As Chicago’s former Commissioner for the Department of Water Management, Andrea Cheng, PhD, PE, managed the nation’s largest voluntary lead sampling program and launched a nationally recognized, equity-focused service line replacement initiative. Andrea shares lessons about sampling, outreach, data, and more from Illinois for utilities gearing up to meet the LCRI.

Understanding new sampling requirements
1. No more unknowns allowed
Systems with known lead or galvanized service lines must return to standard monitoring with larger sample pool sizes every six months. Most importantly, under LCRI unknown service line materials are no longer allowed in sampling pools for tiers 1-4.
2. Fifth liter sampling
In addition to the traditional first-draw sample, utilities need to collect a fifth-liter sample and use the higher lead level of the two results under LCRI. This creates new challenges for resident instruction and participation.
"Residents who used to just fill one bottle—pretty simple to explain—now have to fill five bottles, and it can be confusing that we’re not even analyzing the middle three," Andrea says, emphasizing the need for crystal clear sampling instructions.

The reality of resident outreach
With only three business days to report results, utilities need email addresses and phone numbers, not just mailing addresses. Traditional mail isn’t going to meet the new timeline requirements.

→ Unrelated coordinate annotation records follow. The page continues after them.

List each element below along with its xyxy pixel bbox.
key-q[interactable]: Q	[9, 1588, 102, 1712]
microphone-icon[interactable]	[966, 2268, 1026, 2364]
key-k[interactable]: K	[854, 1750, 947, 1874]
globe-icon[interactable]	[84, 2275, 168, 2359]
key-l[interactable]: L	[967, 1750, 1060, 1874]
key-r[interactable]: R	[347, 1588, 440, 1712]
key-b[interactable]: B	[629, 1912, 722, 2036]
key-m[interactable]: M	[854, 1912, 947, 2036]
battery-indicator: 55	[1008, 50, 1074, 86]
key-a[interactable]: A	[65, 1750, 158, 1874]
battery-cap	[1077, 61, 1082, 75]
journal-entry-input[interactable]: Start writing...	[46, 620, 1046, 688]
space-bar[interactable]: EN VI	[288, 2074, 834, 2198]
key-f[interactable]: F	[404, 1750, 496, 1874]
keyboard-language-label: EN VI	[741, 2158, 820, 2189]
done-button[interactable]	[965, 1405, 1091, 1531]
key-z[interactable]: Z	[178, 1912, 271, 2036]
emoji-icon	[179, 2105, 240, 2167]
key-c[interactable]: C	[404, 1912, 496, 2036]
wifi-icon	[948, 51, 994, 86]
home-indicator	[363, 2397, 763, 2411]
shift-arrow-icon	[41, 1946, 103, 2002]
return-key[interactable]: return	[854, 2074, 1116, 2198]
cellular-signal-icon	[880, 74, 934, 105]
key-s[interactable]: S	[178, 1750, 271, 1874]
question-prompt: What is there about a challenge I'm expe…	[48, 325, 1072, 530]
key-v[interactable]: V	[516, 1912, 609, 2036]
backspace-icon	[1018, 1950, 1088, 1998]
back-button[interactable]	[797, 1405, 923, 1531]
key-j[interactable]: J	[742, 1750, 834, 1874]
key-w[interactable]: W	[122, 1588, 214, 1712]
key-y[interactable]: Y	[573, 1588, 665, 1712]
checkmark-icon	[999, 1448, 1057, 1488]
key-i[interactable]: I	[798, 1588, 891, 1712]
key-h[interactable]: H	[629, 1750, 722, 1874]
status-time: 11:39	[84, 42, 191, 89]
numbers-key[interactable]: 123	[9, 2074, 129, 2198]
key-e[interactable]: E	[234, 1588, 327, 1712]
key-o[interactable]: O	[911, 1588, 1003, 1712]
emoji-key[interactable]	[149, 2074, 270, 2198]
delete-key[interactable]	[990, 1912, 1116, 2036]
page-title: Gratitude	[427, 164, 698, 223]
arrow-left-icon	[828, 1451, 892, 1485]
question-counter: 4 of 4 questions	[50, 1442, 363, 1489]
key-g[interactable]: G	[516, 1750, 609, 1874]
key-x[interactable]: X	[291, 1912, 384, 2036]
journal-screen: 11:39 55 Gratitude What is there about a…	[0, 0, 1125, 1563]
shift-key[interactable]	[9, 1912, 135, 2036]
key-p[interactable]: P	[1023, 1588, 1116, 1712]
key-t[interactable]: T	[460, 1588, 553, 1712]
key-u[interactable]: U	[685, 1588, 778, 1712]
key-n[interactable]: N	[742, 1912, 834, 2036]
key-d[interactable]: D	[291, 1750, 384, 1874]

Essential data collection beyond service lines
1. Premise plumbing materials
Systems need toidentify the plumbing materials inside homes, not just service line materials, for LCRI compliance sampling pools. This requires inspections or detailed surveys.
2. Filters and water treatment
Utilities need to know if residents have point-of-entry (POE) or point-of-use (POU) filters and water softeners because the EPA prefers sampling through untreated water for LCRI compliance sampling pools.
3. Building types
Single-family (SF) versus multifamily (MF) designation impactscompliance sampling tiers. "The intent with this is to determine if you’re sharing a service line and if people can reliably stagnate the water in that service line for six hours,” she says.
Practical implementation strategies
1. Leverage existing home visits
"If most utilities had known 10 years ago, they needed to get premise plumbing materials for compliance, they would have been conducting this while replacing water meters,” Andrea adds. Make the most of home visits to record data you might be missing in a unified system.
2. Prepare for survey challenges
Phone surveys can work, but they require some skill. Andrea recalls, "At in-person visits, I'd ask someone, 'Do you have a water softener?' And they'd say, 'Oh no, no, no.' Then I’d take a closer look and see something that looks like a water softener... so I'd ask, 'Do you add salt to any equipment in your house on a regular basis?' And they'd go, 'Oh yes, yes, yes!'"
The key to phone surveys is gauging whether residents truly understand your questions. They can reduce stress on residents, but you need to assess if they're giving you accurate information.

Strategic considerations
1. Coordinate between departments
"Your inventory staff and sampling compliance staff might be in separate departments, but communication between them is essential,” she notes. As inventory identification progresses, compliance sampling requirements may change.
2. Consider service line replacement timing
Finding lead lines during inventory updates can kick you into standard monitoring if you didn’t have lead indicated your inventory prior. You'll want to time your inventory work strategically based on how much replacement work you can realistically handle.
3. Retain reliable participants
According to Andrea, "Many utilities rely on retired employees for compliance samples. They'll let you into their homes, they get why the samples matter, and you can count on them." If existing sampling participants meet new requirements, keeping them is valuable.
Learn from Illinois: start early, gather good data, and build systems that handle the complexity
The LCRI requirements are complex but manageable with smart planning and realistic expectations. "Compliance sampling programs can bee expensive and cumbersome. If you don’t have large numbers of lead and galvanized lines and can remove lead and galvanized lines sooner in your system, it's going to save you money in the long run,” Andrea recommends.